CD79a is a protein located on the surface of B-cells, a type of immune cell responsible for producing antibodies. This protein is also identified as Ig-alpha. Its main function involves assisting the B-cell in receiving and responding to signals from its surroundings, which is a fundamental aspect of immune system communication.
The Role of CD79a in B-Cell Function
CD79a does not operate independently; it forms a heterodimer with another protein, CD79b, through a disulfide bond. Together, this CD79a/CD79b dimer associates non-covalently with membrane-bound immunoglobulin molecules to form the B-cell receptor (BCR) complex. The BCR functions like an antenna, scanning for antigens. When the BCR encounters and binds to an antigen, CD79a and CD79b act as internal signaling components, transmitting a “go” command into the B-cell.
This signal initiation involves the phosphorylation of tyrosine residues within the cytoplasmic domains of CD79a and CD79b by enzymes called Src-family kinases. These phosphorylated sites, known as immunoreceptor tyrosine-based activation motifs (ITAMs), then recruit other signaling molecules, such as Syk kinase. This recruitment triggers a cascade of downstream events, including the activation of pathways like PI3K, NF-κB, and MAPK, which amplify the antigen recognition signal. This signaling pathway ultimately leads to the activation of the mature B-cell, prompting it to proliferate and differentiate into antibody-producing plasma cells, which are important for fighting infections.

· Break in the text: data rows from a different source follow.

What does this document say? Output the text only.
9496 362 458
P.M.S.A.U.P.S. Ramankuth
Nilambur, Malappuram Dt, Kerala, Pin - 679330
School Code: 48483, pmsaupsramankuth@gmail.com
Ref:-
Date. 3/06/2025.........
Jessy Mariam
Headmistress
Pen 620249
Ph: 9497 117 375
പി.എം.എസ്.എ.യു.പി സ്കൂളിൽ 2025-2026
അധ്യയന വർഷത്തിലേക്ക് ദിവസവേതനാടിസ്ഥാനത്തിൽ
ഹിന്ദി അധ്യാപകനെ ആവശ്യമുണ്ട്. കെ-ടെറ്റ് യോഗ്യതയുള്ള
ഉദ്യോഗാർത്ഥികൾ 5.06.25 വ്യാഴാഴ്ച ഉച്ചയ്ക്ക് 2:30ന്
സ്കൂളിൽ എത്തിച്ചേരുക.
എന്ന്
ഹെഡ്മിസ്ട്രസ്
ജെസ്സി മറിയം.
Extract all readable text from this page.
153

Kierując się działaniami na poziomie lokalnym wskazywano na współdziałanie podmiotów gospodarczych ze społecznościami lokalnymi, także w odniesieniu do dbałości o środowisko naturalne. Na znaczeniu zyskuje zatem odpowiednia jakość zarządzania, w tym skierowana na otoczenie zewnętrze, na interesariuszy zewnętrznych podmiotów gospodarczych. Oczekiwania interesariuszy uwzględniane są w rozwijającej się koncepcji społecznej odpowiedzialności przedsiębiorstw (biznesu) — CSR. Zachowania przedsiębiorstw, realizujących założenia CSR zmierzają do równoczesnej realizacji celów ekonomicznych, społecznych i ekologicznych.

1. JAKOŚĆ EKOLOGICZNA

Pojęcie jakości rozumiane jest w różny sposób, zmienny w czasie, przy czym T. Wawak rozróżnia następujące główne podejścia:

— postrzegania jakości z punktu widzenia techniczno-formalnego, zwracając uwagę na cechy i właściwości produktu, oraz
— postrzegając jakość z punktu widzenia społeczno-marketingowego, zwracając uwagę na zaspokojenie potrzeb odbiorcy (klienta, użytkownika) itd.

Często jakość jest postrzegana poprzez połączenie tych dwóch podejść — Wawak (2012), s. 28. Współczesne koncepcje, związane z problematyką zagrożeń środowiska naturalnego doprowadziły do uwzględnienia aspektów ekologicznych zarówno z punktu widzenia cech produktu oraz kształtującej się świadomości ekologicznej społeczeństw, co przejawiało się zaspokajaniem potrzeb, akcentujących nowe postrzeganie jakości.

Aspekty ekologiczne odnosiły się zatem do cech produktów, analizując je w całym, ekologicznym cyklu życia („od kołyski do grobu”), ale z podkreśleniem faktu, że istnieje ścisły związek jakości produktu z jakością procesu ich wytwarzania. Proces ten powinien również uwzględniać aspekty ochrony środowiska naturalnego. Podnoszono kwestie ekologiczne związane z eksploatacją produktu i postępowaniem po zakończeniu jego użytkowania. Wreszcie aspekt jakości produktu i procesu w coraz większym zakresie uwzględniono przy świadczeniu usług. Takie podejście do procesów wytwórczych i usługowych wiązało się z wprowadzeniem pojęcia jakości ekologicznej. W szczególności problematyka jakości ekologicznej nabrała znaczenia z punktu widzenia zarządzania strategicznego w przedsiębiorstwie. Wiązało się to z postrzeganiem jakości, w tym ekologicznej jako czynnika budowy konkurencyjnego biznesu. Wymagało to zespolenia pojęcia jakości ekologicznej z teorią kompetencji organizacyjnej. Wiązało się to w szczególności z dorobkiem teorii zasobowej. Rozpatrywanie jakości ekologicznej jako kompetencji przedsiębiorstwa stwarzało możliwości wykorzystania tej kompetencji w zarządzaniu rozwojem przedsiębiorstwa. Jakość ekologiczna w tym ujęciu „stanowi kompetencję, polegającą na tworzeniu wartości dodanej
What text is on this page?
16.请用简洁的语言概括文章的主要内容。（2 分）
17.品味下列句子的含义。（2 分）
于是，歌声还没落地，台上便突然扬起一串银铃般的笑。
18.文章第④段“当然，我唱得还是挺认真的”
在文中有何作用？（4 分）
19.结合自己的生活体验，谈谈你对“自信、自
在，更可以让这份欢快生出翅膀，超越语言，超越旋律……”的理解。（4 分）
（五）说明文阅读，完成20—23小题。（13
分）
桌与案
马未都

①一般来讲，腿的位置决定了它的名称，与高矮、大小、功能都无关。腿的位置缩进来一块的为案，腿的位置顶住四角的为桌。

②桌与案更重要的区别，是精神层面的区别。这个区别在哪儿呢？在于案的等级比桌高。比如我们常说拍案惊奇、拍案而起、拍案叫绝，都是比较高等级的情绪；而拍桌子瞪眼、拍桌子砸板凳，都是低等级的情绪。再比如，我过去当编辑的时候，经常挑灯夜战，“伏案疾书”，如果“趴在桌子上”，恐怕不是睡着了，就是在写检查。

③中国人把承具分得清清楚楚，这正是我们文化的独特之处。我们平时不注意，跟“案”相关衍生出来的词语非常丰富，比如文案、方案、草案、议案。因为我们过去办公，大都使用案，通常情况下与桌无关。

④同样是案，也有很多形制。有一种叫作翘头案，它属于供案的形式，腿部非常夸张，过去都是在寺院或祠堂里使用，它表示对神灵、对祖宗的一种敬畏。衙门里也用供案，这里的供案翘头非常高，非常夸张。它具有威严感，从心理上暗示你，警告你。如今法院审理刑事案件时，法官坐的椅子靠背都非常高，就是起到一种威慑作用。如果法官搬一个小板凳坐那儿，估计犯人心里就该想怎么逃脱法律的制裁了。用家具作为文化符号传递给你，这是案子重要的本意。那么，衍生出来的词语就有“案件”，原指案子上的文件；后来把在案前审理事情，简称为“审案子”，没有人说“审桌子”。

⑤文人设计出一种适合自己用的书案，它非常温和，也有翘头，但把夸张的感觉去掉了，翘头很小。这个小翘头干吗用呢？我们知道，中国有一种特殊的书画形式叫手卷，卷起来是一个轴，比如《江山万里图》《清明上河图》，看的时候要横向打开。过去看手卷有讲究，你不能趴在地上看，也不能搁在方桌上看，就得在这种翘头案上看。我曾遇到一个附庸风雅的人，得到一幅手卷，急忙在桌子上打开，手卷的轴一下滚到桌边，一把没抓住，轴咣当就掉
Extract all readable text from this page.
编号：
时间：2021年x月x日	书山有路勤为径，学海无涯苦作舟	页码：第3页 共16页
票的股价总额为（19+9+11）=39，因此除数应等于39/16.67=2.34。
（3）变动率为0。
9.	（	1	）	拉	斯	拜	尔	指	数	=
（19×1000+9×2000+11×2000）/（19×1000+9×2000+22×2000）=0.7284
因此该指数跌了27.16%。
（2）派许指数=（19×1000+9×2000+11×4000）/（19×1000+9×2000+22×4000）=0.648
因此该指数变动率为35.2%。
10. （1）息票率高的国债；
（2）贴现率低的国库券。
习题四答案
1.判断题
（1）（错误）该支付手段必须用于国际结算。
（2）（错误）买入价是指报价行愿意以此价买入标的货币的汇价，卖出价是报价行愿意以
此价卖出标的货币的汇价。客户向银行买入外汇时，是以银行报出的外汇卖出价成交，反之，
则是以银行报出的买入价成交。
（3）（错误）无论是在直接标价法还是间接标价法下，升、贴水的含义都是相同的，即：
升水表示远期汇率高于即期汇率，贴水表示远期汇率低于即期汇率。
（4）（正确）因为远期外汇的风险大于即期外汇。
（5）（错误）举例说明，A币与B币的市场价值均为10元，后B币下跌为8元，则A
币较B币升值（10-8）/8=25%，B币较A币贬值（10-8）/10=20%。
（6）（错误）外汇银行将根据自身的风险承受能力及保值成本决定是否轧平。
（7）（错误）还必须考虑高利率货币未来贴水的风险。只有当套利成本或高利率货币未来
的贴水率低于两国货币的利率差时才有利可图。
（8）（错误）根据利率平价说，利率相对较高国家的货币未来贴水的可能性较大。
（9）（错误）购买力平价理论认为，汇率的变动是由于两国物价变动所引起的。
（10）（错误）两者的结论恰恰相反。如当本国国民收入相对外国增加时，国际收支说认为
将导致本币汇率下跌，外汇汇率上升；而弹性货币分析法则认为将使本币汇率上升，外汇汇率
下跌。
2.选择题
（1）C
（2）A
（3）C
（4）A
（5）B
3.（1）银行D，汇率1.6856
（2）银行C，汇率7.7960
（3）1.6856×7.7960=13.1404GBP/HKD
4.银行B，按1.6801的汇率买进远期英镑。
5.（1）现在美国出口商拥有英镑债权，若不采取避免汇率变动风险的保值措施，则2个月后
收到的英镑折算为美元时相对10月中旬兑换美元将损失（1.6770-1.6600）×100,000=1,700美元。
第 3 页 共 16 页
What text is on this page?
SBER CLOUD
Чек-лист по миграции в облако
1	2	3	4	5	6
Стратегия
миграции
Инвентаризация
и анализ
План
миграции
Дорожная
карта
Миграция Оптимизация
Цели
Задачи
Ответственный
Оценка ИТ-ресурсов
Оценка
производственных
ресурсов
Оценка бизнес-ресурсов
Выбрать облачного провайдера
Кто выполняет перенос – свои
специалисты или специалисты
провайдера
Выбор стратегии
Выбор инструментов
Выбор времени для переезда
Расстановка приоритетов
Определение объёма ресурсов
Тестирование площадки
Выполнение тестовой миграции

Importance in B-Cell Development
CD79a holds a role in the early stages of B-cell formation, separate from its function in mature cells. B-cells originate and undergo a selection process within the bone marrow. CD79a, in conjunction with CD79b, is a component of the pre-B-cell receptor (pre-BCR), which is expressed transiently on developing B-cells. This pre-BCR complex includes a rearranged mu heavy chain and a surrogate light chain, alongside the CD79a/CD79b signaling module.
The association of CD79a/CD79b with the immunoglobulin heavy chain is necessary for the surface expression of the pre-BCR. This expression provides survival signals that inform the developing B-cell it has successfully assembled its initial receptor components. Without these signals, the developing B-cell would fail this quality control checkpoint and be eliminated, preventing the release of improperly formed B-cells into the body. Mutations or genetic deletions affecting CD79a can therefore block B-cell development at the pro-B to pre-B cell transition stage.
CD79a in Disease and Diagnosis
Alterations in the CD79a gene can lead to health issues, particularly affecting the immune system. When the CD79a gene is mutated or absent, individuals may develop a primary immunodeficiency, a form of agammaglobulinemia. This condition is characterized by an inability to produce mature B-cells and antibodies, leading to a lack of effective humoral immune response. Early diagnosis and immunoglobulin replacement therapy are important for managing the disease.
Beyond inherited disorders, CD79a serves as a marker in the diagnosis of certain cancers. Because CD79a is consistently present on B-cells, it is used in laboratory tests, such as immunohistochemistry, to identify cancers originating from B-cells. Its presence helps confirm the B-cell lineage of malignant cells in various lymphomas and leukemias, including diffuse large B-cell lymphoma and B-cell lymphoblastic leukemia. This expression makes CD79a an indicator for classifying these types of blood cancers, guiding treatment strategies.
Therapeutic Targeting of CD79a
CD79a’s presence on the surface of B-cells, including cancerous ones, makes it a target for certain cancer therapies. An approach involves antibody-drug conjugates (ADCs), which act like guided missiles to deliver chemotherapy to cancer cells. An ADC consists of an antibody, which serves as the guidance system, linked to a chemotherapy drug, the “warhead”. The antibody component is designed to recognize and bind to a protein like CD79a or its partner CD79b on the surface of cancer cells.
Once the antibody binds to the target protein, the complex is internalized by the cell. Inside the cancer cell, the linker connecting the antibody and the drug is cleaved, releasing the chemotherapy agent into the cell’s cytoplasm. This targeted delivery minimizes the exposure of healthy tissues to chemotherapy, reducing systemic side effects. For example, Polatuzumab vedotin is an ADC that targets CD79b, and has shown efficacy in treating B-cell non-Hodgkin lymphoma by delivering a microtubule-disrupting agent to malignant B-cells.